Use Of Headhunters Can Drive Up Voluntary Turnover

Headhunters are commonly used by organizations to help fill job vacancies. Research from Hiroshima University suggests, however, that while this may produce short-term benefits, they can also contribute to higher voluntary turnover as they can often turn to those candidates they successfully placed previously.

In Japan, foreign subsidiaries commonly use headhunters to recruit host country nationals (HCNs), and the researchers wanted to explore whether this practice is linked to employee turnover at all.

Familiar faces

The researchers quizzed 131 hiring managers and headhunters to understand how they find candidates as well as how those candidates do after they’re placed. The results suggest that candidates are often selected as a result of their age, gender, tenure, education level, English proficiency, and whether they’d been placed previously by headhunters.

This meant that preferred candidates were often younger than 50, with a bachelor’s degree and a strong level of English. The researchers used this finding to develop a model to test their hypothesis about the kinds of employees headhunters target and why these candidates leave after placement.

The hypothesis was then tested via a survey of over 450 HCNs working in foreign subsidiaries, which showed that prior placement was an extremely important factor. Indeed, headhunters can often recycle HCNs by moving them from one subsidiary to another.

“Organizations in domestic and international settings are increasingly relying on headhunters to recruit employees. However, very little focused research on headhunters has been conducted. Furthermore, research to date has focused primarily on the positive effects accompanied by recruiting through headhunters,” the researchers explain.

Increasing turnover

This often has the opposite impact, however, as it increases voluntary turnover. This was in large part because reaching out to past contacts they were taking the easy route rather than necessarily the best one. This results in HCNs being placed who were often most interested in job alternatives and become weakly embedded in their organizations.

This lack of job embeddedness was important and contributed to a higher likelihood of that individual leaving because they had fewer psychological and material reasons to stay.

The results show that employees who were not actively looking for work still ended up leaving after they were presented with better alternatives by headhunters.

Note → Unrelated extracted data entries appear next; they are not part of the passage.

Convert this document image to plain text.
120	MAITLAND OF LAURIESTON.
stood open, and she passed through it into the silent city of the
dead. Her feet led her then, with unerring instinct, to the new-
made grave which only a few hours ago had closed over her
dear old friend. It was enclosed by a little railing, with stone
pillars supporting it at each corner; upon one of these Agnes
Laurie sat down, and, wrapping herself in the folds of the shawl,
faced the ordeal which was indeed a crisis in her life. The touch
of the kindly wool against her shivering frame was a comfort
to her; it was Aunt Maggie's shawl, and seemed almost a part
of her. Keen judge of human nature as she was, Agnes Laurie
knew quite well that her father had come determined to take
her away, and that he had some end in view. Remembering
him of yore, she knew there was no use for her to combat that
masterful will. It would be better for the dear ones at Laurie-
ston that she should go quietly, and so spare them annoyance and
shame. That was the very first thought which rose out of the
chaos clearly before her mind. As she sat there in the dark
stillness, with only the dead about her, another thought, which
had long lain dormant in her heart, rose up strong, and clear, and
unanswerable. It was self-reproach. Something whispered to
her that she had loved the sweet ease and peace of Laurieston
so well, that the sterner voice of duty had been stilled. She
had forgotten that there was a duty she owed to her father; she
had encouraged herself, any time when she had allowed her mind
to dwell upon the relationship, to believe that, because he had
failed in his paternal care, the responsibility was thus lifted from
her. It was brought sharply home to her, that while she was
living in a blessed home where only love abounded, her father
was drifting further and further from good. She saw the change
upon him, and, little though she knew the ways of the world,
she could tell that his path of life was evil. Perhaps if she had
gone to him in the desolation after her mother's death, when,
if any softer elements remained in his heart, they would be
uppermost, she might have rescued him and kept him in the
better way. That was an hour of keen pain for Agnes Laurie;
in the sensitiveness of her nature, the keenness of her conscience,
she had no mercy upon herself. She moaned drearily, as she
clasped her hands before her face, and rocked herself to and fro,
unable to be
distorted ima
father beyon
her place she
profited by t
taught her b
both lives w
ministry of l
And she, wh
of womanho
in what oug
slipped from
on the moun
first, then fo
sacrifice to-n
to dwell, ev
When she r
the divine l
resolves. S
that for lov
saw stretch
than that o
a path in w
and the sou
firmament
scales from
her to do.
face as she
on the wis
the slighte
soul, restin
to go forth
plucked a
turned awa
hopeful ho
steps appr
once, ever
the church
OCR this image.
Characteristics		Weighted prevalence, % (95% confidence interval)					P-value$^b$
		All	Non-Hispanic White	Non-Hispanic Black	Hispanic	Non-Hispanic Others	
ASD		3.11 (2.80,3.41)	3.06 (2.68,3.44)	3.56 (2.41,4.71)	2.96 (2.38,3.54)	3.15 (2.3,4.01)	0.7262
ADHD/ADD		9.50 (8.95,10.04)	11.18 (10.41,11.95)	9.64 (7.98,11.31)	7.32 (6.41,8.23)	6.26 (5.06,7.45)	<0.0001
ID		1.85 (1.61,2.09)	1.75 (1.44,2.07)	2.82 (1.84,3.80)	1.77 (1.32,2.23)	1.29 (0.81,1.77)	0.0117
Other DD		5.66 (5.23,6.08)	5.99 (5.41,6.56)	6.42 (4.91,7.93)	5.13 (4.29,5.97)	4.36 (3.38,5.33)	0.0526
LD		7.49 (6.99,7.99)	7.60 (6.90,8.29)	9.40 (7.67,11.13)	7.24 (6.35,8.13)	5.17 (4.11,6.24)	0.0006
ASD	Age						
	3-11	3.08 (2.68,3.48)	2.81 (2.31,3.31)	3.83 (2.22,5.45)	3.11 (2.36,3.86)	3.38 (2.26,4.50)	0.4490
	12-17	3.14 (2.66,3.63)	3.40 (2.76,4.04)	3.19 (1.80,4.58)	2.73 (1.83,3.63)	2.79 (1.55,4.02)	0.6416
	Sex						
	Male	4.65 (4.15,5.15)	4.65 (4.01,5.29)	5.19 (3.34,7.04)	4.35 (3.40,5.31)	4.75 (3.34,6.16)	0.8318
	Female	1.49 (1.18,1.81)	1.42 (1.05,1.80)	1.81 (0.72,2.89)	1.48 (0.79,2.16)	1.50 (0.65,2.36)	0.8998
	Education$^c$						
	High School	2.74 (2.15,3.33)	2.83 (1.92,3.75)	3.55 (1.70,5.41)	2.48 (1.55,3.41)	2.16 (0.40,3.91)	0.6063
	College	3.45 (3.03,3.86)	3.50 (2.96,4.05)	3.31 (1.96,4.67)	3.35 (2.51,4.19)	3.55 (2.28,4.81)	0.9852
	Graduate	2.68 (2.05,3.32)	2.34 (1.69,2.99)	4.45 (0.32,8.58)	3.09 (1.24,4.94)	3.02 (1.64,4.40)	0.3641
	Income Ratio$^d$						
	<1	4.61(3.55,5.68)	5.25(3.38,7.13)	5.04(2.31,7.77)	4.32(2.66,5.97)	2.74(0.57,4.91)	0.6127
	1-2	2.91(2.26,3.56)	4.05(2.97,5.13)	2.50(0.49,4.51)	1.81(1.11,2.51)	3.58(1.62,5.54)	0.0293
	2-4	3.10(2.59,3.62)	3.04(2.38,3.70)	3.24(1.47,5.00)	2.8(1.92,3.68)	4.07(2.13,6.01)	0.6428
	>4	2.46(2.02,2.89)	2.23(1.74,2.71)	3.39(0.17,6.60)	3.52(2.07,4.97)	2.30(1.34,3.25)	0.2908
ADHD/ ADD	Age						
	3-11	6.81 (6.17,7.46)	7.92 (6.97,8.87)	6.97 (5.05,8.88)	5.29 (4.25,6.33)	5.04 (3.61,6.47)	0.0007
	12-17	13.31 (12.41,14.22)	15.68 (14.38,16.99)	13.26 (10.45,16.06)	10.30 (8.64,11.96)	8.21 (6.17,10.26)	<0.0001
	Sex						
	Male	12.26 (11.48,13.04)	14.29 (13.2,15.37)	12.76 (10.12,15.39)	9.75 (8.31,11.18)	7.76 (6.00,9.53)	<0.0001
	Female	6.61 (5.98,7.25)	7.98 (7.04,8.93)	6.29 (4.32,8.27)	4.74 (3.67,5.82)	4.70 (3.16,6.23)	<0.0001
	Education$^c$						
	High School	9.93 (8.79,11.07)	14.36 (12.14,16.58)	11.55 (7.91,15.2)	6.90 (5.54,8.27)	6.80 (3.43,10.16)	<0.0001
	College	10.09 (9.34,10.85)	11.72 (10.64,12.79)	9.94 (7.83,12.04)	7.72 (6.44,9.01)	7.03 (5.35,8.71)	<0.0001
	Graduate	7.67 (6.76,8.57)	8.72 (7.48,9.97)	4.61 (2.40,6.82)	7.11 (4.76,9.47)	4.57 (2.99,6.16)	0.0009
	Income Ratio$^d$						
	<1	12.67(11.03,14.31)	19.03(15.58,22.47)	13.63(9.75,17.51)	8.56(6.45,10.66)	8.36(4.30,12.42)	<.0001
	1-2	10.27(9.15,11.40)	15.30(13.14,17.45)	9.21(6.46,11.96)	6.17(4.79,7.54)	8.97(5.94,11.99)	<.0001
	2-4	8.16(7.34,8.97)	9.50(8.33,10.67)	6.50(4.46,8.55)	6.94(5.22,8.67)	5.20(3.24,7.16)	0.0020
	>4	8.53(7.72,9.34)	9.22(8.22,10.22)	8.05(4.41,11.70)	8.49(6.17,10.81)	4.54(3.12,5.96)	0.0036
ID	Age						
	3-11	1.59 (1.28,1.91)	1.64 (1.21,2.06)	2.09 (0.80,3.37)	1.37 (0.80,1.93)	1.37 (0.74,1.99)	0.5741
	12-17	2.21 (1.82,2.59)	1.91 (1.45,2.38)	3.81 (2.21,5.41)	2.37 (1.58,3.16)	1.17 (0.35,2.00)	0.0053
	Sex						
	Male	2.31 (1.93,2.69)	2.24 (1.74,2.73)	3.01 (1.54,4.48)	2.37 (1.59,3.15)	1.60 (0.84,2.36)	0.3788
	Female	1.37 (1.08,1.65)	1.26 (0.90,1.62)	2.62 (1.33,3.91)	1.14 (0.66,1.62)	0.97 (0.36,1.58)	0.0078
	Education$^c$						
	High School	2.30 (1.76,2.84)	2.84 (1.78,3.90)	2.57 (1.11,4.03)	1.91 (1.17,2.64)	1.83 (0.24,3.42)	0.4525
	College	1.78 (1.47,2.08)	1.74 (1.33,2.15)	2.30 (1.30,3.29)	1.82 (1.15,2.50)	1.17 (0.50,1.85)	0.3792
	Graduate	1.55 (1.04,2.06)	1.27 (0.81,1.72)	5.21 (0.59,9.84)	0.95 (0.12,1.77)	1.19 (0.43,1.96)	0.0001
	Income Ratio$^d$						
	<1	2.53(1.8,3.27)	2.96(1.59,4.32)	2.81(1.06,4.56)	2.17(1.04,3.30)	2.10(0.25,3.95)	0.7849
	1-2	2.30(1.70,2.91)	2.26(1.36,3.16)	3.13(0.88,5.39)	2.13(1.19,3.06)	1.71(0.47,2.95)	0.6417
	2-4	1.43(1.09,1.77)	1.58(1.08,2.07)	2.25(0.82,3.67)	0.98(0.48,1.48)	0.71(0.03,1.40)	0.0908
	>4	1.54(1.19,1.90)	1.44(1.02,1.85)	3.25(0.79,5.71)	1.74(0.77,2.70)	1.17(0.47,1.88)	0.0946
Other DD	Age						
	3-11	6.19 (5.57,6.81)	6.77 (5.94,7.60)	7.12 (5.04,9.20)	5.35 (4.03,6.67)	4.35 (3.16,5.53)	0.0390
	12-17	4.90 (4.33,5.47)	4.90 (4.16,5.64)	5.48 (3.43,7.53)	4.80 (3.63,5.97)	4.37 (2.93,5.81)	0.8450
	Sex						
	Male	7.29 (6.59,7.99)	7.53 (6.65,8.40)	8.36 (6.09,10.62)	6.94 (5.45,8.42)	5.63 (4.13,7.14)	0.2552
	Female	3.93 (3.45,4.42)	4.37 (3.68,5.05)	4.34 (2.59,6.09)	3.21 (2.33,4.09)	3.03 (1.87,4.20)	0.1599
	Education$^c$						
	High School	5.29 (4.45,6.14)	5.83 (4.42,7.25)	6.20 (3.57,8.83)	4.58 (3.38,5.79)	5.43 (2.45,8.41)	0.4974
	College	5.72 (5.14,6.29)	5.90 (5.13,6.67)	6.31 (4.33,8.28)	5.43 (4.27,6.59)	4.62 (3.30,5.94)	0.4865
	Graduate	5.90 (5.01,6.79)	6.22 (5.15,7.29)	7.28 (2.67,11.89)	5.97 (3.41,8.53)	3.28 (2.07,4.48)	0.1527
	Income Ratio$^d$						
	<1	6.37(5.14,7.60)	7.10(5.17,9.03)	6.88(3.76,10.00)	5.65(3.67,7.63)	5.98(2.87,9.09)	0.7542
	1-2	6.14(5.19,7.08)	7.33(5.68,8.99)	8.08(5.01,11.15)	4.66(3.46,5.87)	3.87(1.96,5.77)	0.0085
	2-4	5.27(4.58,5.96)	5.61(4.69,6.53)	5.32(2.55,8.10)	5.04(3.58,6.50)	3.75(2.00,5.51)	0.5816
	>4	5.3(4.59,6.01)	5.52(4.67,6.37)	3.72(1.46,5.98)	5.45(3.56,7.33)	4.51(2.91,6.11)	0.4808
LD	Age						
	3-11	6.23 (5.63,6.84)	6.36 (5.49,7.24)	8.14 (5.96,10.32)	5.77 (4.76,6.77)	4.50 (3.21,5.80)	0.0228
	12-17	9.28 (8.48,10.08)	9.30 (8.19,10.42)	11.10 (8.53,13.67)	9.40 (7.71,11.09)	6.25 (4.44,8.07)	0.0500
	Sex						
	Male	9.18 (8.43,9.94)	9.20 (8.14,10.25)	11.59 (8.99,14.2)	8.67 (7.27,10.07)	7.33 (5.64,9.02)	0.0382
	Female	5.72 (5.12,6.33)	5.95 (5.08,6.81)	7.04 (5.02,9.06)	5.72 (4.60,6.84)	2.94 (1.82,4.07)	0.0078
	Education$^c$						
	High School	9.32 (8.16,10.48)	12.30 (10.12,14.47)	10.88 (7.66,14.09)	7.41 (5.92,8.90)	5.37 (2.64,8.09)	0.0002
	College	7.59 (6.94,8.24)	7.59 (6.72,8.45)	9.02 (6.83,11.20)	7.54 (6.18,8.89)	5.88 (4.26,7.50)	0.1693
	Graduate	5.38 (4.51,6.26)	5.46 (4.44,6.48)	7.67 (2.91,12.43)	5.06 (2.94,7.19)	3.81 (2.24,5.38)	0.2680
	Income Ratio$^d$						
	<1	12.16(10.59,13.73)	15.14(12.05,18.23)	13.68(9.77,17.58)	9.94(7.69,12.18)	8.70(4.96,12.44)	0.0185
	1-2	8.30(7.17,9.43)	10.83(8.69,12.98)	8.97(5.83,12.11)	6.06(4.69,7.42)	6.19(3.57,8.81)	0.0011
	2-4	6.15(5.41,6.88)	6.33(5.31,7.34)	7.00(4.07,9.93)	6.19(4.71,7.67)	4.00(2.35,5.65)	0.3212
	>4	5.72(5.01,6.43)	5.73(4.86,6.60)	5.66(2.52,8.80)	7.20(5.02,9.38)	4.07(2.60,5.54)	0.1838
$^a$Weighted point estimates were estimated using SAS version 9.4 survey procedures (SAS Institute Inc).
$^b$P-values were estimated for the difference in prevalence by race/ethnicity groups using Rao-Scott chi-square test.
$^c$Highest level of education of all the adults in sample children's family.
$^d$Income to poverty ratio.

This was not the case for those with high job embeddedness, however, as they were more likely to stay due to the job fit and connections they had.

“Although previous research has been silent on the factors driving headhunter contacts, our findings show that they were influenced by HCNs’ age, gender, education, English proficiency, tenure and prior placement by headhunters,” the researchers explain.

“Along the same lines, more general evidence shows that age discrimination occurs in the labor market, and that retainer headhunting firms contribute to gender bias in managerial and professional labor markets by underrepresentingĀ female candidatesĀ and contact individuals with university and professional degrees.”